Load filename along with data using Azure Blob Storage Load

Hi All,

I have an ETL, which extracts data from XML files which I am staging in Azure Blob Storage and loads into Snowflake tables. I am using Azure Blob Storage Load and SQL Query components to achieve this.

As there are multiple files in blob storage, I want the filename also to be loaded along with the data in Snowflake tables.

Please help me in achieving this requirement?

 

The job runs successfully but now I want filename as well to be loaded in the tables.

 

Below is the snapshot of components I am using currently:

 

Thank you

Hey @SR018652​ , if you want to ingest the filename as well then I would recommend using a SQL component instead to leverage a Snowflake COPY INTO statement. You will need to enter your field names etc manually with $ references to their ordinal position, but with this approach you can also query system fields like METADATA$FILENAME and METADATA$FILE_ROW_NUMBER. You can read more about this on Snowflake's documentation here.

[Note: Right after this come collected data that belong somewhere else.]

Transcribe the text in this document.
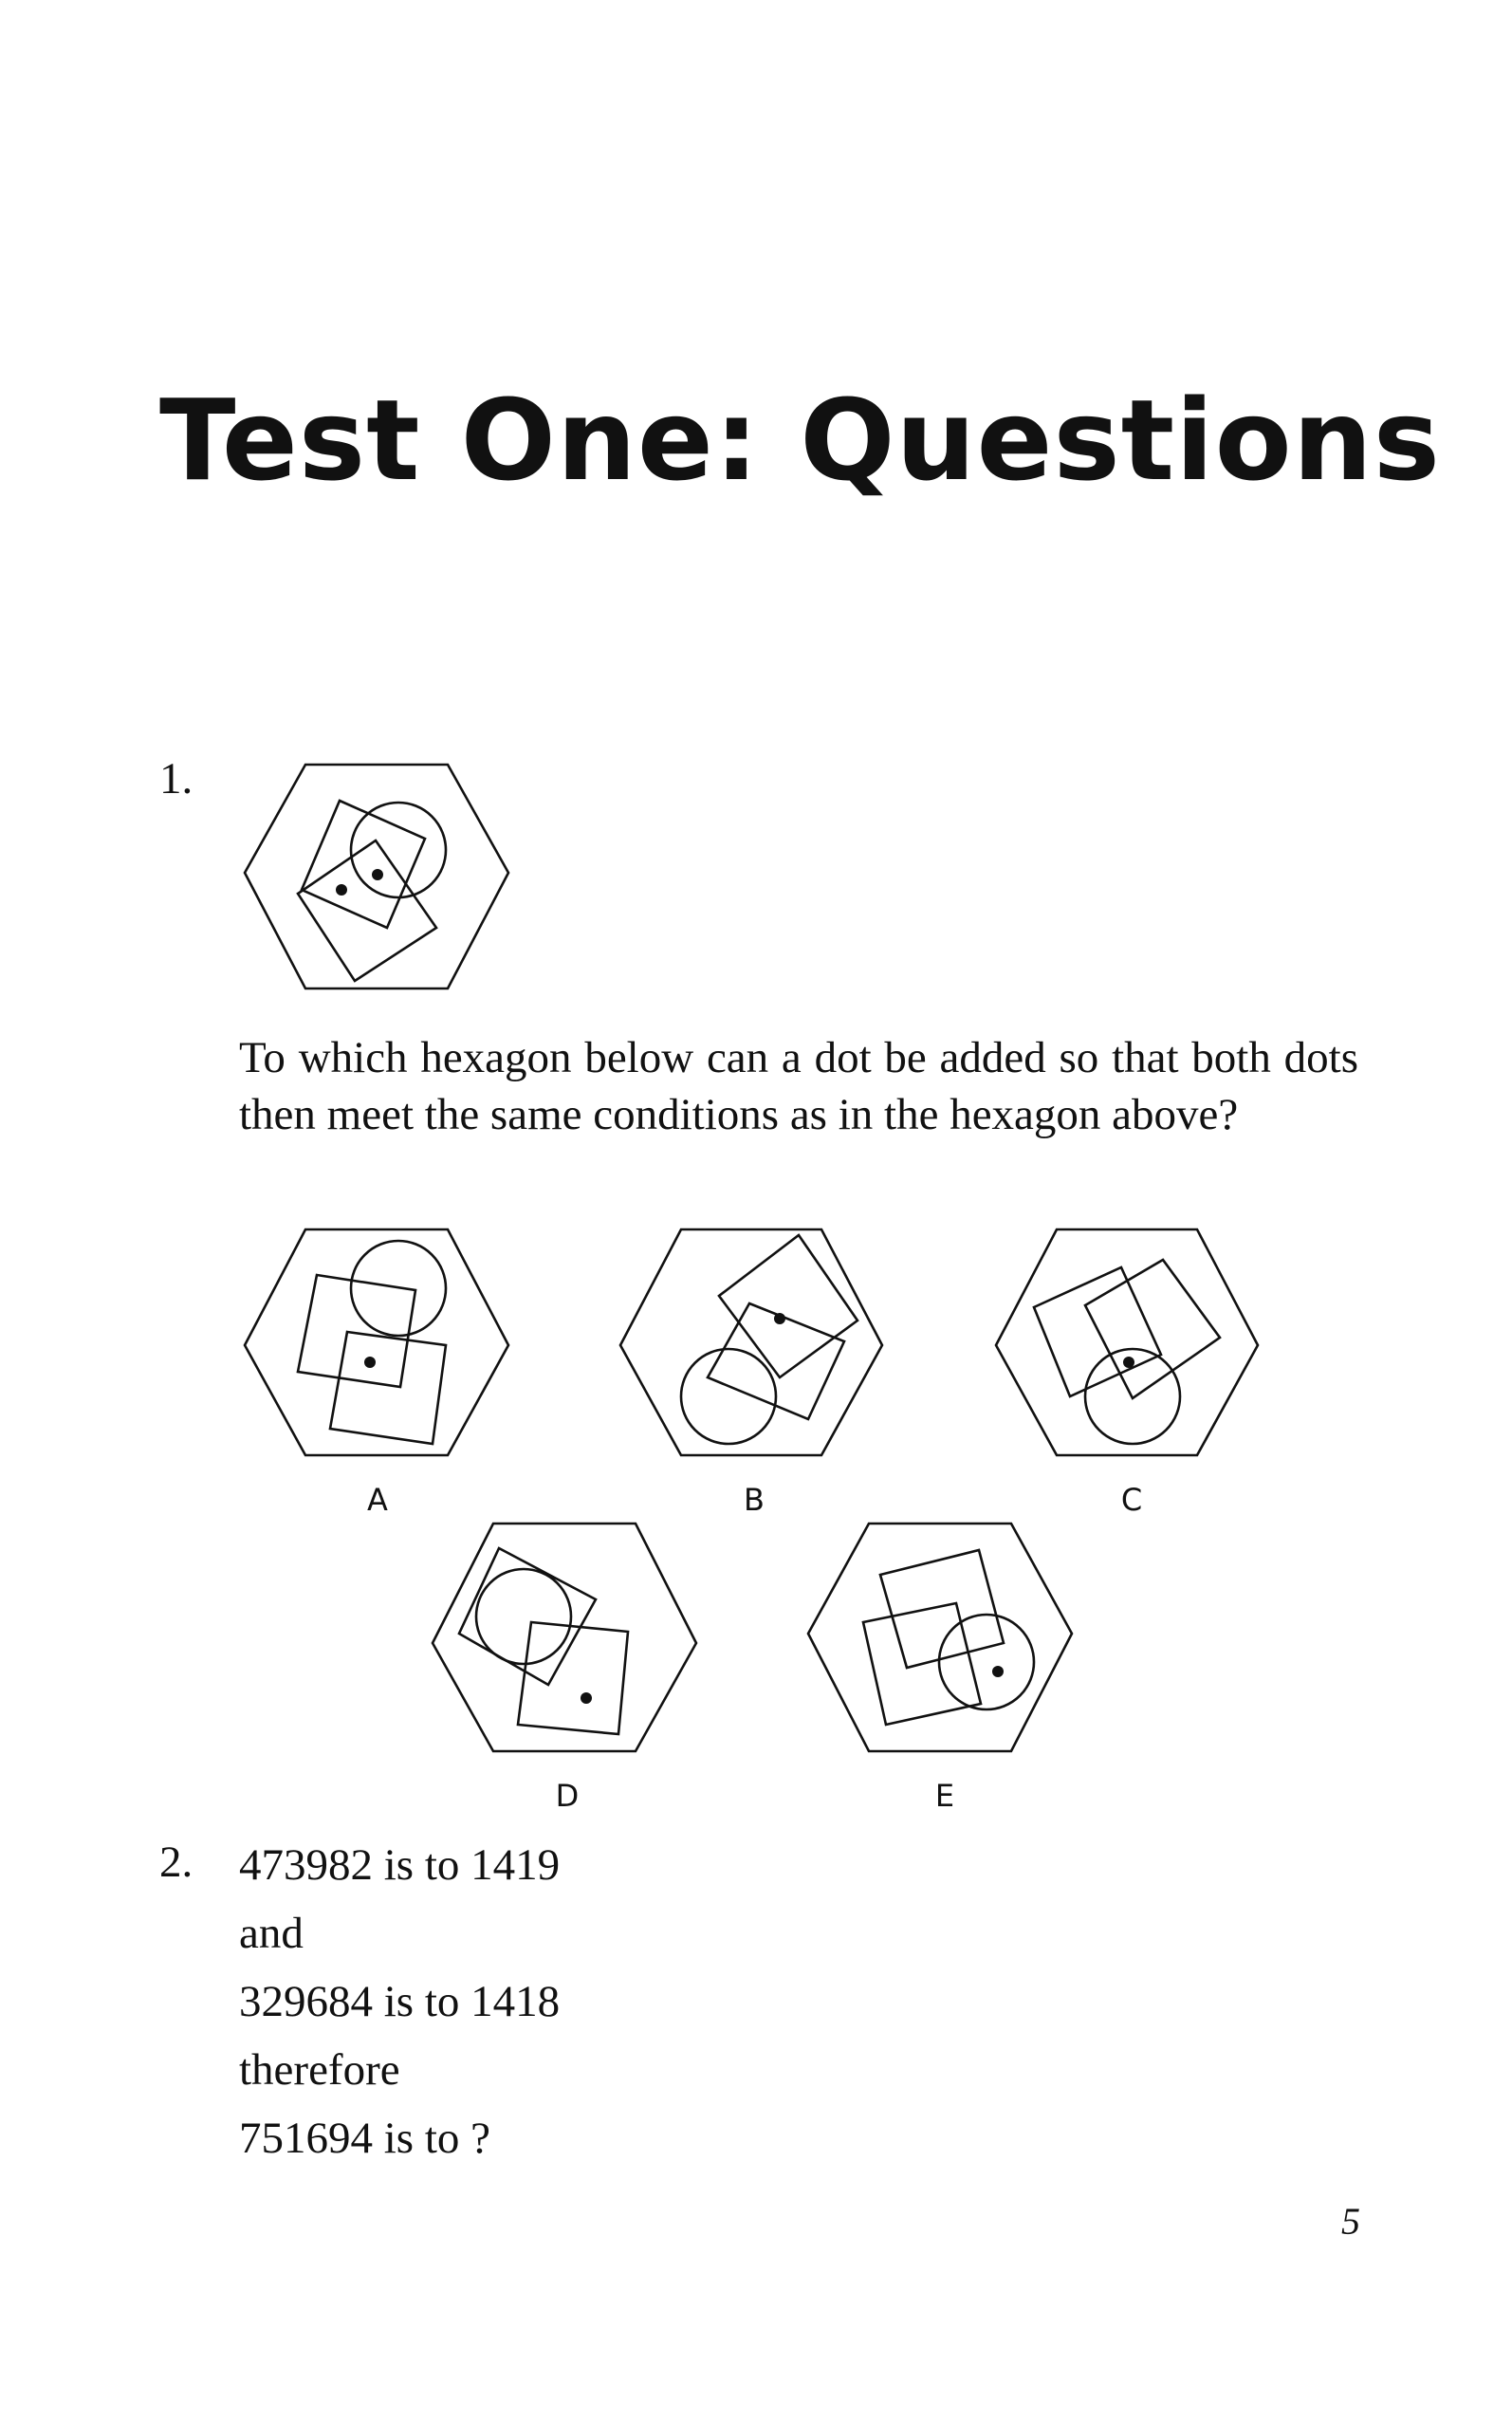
Test One: Questions
1.

To which hexagon below can a dot be added so that both dots then meet the same conditions as in the hexagon above?

A	B	C
D	E
2. 473982 is to 1419
and
329684 is to 1418
therefore
751694 is to ?
5
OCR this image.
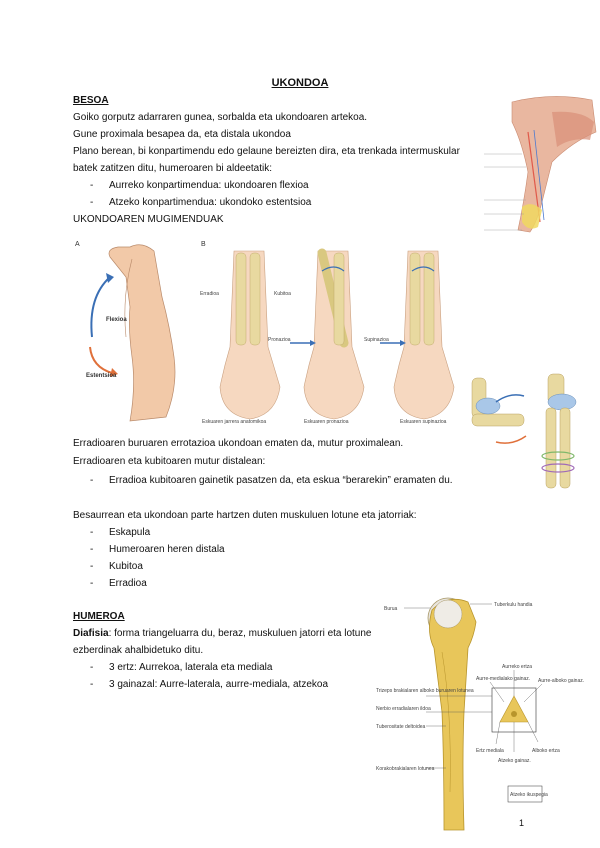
UKONDOA
BESOA
Goiko gorputz adarraren gunea, sorbalda eta ukondoaren artekoa.
Gune proximala besapea da, eta distala ukondoa
Plano berean, bi konpartimendu edo gelaune bereizten dira, eta trenkada intermuskular
batek zatitzen ditu, humeroaren bi aldeetatik:
- Aurreko konpartimendua: ukondoaren flexioa
- Atzeko konpartimendua: ukondoko estentsioa
UKONDOAREN MUGIMENDUAK
A
Flexioa
Estentsioa
B
Erradioa	Kubitoa
Eskuaren jarrera anatomikoa
Pronazioa
Eskuaren pronazioa
Supinazioa
Eskuaren supinazioa
Erradioaren buruaren errotazioa ukondoan ematen da, mutur proximalean.
Erradioaren eta kubitoaren mutur distalean:
- Erradioa kubitoaren gainetik pasatzen da, eta eskua “berarekin” eramaten du.
Besaurrean eta ukondoan parte hartzen duten muskuluen lotune eta jatorriak:
- Eskapula
- Humeroaren heren distala
- Kubitoa
- Erradioa
HUMEROA
Diafisia: forma triangeluarra du, beraz, muskuluen jatorri eta lotune
ezberdinak ahalbidetuko ditu.
- 3 ertz: Aurrekoa, laterala eta mediala
- 3 gainazal: Aurre-laterala, aurre-mediala, atzekoa
Burua
Tuberkulu handia
Aurreko ertza
Aurre-medialako gainaz. Aurre-alboko gainaz.
Trizeps brakialaren alboko buruaren lotunea
Nerbio erradialaren ildoa
Tuberositate deltoidea
Ertz mediala	Alboko ertza
Atzeko gainaz.
Korakobrakialaren lotunea
Atzeko ikuspegia
1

So you may end up with a statement such as the following (apologies for badly formatted SQL in this window):

COPY INTO table1(filename, file_row_number, col1, col2)

FROM (

SELECT

METADATA$FILENAME,

METADATA$FILE_ROW_NUMBER,

t.$1,

t.$2

FROM @mystage1/data1.csv.gz (file_format = > myformat) t

);

Thank you, Chris. I could see the file names in a table. But because of how I am receiving my source files. This process is doesn't result in correct final data.

 

Is their any way to store the variable values, which in my case store Filename, from the iterator component to a Snowflake table?

 

Thanks.

Shivroopa

Absolutely you can, but you will still need to leverage a COPY INTO statement via a SQL table. You can then simply enter any Matillion variables into your SQL and store them as strings. For example, consider the following SQL:

COPY INTO table1(matillion_variable_a, matillion_variable_b, filename, file_row_number, col1, col2)

FROM (

SELECT

'${MATILLION_VARIABLE_A}',

'${MATILLION_VARIABLE_B}',

METADATA$FILENAME,

METADATA$FILE_ROW_NUMBER,

t.$1,

t.$2

FROM @mystage1/data1.csv.gz (file_format = > myformat) t

);